はたして先帝の死には何が隠されているのでしょうか?
第57話 先帝(中編)
先帝が亡くなり、葬られるときに、その遺体は腐らずに生前の姿のままだったと、皇太后はそれが呪いのせいではないかと思っていました。
自分が先帝を呪い、彼の身体は腐らずに、魂がまだ肉体に残っているのかと、不安を抱えていました。
最後に残った、あの部屋を取り壊す前に、その真偽を確かめて欲しいと頼まれた猫猫。
壬氏達との立ち会いの下、猫猫は部屋の中を調べて行きます。
床に絵の具の欠片や筆など幾つもが落ちており、猫猫は先帝がここで絵を描いていたのではと考えます。
皇太后に聞けば、一度だけ描いてもらったと告げる彼女の言葉に、先帝はここで絵を描いていたのだと確信し、この部屋の管理をしている宦官を呼んで欲しいと言います。
やってきたのは喋ることが出来ない宦官と、秘密を隠すにはうってつけの人物。
そして猫猫はあるモノを見つけます。
それは壁に広く貼られた一枚の紙。
何かを隠すように貼られた紙に、宦官の反応を見て、猫猫はその紙を剥がしてみました。
するとその下からは、一枚の絵が現われます。
その絵は、一人の女性の絵でした。
第58話 先帝(後編)
先帝の死因は、絵の具に使用されていた雄黄と呼ばれている石が原因だと猫猫は告げ、そして、その毒は防腐効果を持っている事も言い、腐らなかった先帝の死の謎は解けます。
女帝となった自身の母によって皇帝になり、歳上の女性に目を向ける事が出来ずに、年下の女性に想いを向けるようになってしまった先帝の死。
そして部屋に飾られた女性の絵は、女帝であり、その周りに描かれた少女達は、彼が愛した者達なのだろうと、先帝の心の闇を知る皇太后は先帝の不憫を想います。
皇帝としての才能はまるでなく、ただ母親である女帝に人生を振り回され、自分の思い通りに生きる事の出来なかった先帝。

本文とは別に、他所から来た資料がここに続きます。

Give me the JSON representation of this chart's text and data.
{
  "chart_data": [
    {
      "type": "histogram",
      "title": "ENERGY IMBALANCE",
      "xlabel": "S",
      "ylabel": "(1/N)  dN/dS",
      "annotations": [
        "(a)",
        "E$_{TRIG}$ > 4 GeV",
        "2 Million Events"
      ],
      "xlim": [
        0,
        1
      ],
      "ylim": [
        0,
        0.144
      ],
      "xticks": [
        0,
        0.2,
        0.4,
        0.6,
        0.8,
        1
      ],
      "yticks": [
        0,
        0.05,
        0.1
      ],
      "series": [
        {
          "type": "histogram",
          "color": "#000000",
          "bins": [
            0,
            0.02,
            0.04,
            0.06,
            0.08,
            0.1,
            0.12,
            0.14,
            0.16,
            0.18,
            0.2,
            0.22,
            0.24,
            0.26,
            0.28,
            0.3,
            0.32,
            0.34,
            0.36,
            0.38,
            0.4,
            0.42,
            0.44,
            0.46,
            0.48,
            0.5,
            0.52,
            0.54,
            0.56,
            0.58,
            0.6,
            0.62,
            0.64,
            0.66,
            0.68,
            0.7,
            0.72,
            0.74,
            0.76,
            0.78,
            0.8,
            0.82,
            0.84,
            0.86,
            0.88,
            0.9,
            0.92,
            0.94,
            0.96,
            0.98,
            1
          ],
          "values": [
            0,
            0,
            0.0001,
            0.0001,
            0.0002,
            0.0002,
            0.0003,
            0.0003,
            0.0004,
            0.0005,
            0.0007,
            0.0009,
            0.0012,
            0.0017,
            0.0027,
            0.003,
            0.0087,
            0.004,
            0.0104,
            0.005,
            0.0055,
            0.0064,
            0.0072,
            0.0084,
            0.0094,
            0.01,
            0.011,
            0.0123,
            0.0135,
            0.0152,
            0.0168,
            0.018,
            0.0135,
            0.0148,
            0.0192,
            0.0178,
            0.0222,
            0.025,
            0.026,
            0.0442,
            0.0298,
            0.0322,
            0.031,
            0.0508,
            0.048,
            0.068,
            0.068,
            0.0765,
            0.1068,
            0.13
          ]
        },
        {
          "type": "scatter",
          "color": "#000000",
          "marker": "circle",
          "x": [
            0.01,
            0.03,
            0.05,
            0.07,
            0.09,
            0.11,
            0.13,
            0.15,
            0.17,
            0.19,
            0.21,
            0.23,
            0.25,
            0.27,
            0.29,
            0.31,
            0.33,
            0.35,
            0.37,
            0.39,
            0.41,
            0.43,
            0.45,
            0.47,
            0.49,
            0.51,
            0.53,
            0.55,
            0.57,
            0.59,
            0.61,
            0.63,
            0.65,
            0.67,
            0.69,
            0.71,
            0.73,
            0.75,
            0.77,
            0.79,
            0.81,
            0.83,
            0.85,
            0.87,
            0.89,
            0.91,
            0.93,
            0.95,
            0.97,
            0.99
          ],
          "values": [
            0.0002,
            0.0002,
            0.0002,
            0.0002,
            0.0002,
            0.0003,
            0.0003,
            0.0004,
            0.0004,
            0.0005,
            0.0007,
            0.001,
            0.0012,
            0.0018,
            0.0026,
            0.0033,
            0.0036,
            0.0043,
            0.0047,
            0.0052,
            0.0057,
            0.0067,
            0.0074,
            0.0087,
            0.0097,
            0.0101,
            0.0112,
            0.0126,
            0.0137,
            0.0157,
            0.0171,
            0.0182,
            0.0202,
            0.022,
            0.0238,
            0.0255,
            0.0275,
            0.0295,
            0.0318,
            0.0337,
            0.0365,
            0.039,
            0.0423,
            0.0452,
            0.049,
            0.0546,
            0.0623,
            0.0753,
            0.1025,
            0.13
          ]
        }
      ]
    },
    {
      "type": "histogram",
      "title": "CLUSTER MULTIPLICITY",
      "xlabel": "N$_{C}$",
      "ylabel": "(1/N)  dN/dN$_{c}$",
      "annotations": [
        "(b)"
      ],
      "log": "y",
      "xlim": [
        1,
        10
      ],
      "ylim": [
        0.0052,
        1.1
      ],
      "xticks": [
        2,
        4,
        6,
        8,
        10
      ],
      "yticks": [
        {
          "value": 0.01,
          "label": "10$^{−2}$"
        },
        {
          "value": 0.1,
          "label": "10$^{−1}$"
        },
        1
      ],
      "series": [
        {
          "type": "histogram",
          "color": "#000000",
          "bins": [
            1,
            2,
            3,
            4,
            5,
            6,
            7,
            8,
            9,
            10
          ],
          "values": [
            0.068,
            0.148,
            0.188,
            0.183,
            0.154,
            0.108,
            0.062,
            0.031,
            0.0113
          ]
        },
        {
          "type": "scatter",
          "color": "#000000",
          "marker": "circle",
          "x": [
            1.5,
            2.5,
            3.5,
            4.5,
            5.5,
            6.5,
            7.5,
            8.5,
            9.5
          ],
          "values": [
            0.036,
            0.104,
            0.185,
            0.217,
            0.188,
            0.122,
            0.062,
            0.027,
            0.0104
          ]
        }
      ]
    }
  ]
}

自分の事を愛してはおらず、大人になった自分から常に逃げていたのだと察する皇太后。
しかし壬氏は言います。
あの絵の女性は、本当に女帝なのか?と。
その問いには、先帝の別の想いがあったと感じる事は出来ましたが、彼女はそれ以上の事を考えず、もうこの世を去った先帝の事を想いながら、知らないことを選びました。
先帝はどんな想いで自分を愛し、そしてその子どもである壬氏に想いを向けていたのか?
我が子である壬氏に複雑な出自を不憫に想いながらも、女帝は猫猫の事を大切に想う彼に、彼女を守るように言い、かつての先帝の部屋を後にします。
薬屋のひとりごと 11巻の感想
今回は壬氏がメインなお話となっていました。
やはり彼は高貴な血筋の人間でした。
皇太后の息子で皇帝の弟と・・、壬氏は実に複雑な出自みたいです。
それにしてもなんで彼は宦官として過ごしているんでしょうか?
その謎も今後に明らかになっていくと思うのですが、その時、猫猫はどんな風に接していくのでしょうか。
彼女は変わらずに付き合ってくれると思います。
それにしても今回の先帝の件は、何か人の闇を感じますね。
皇帝の一族だから仕方が無いのは解りますが、母親である女帝に人生を振り回されてしまい、彼が歪んだ性格になってしまったのも解ります。
皇太后にとっては複雑な心中なのは解りますが、先帝も権力者としての人生に振り回された可哀想な人間だったのだと、同情をしてしまいます。
自分の思うように生きられないのは、確かに苦しいものです。
権力があれば好き放題に生きられるかもと考えますが、権力者ゆえに窮屈な人生を強いられてしまうとは、彼も苦しい生き方をしていたんですね。
壬氏も皇帝としての生き方に縛られずに、思うように生きて欲しいです。
皇太后も辛い人生を歩んでいたと思うも、息子の壬氏の事を大切に想っているみたいなので、親子仲に関しては問題は無いと思うのですが、何か雲行きが怪しい雰囲気があります。
皇帝の血を引いている壬氏ですが、今後の彼の動向が気になります。
猫猫は、まあ何も動じずに過ごしていそうなので、色々と彼の心の支えになって欲しいですね。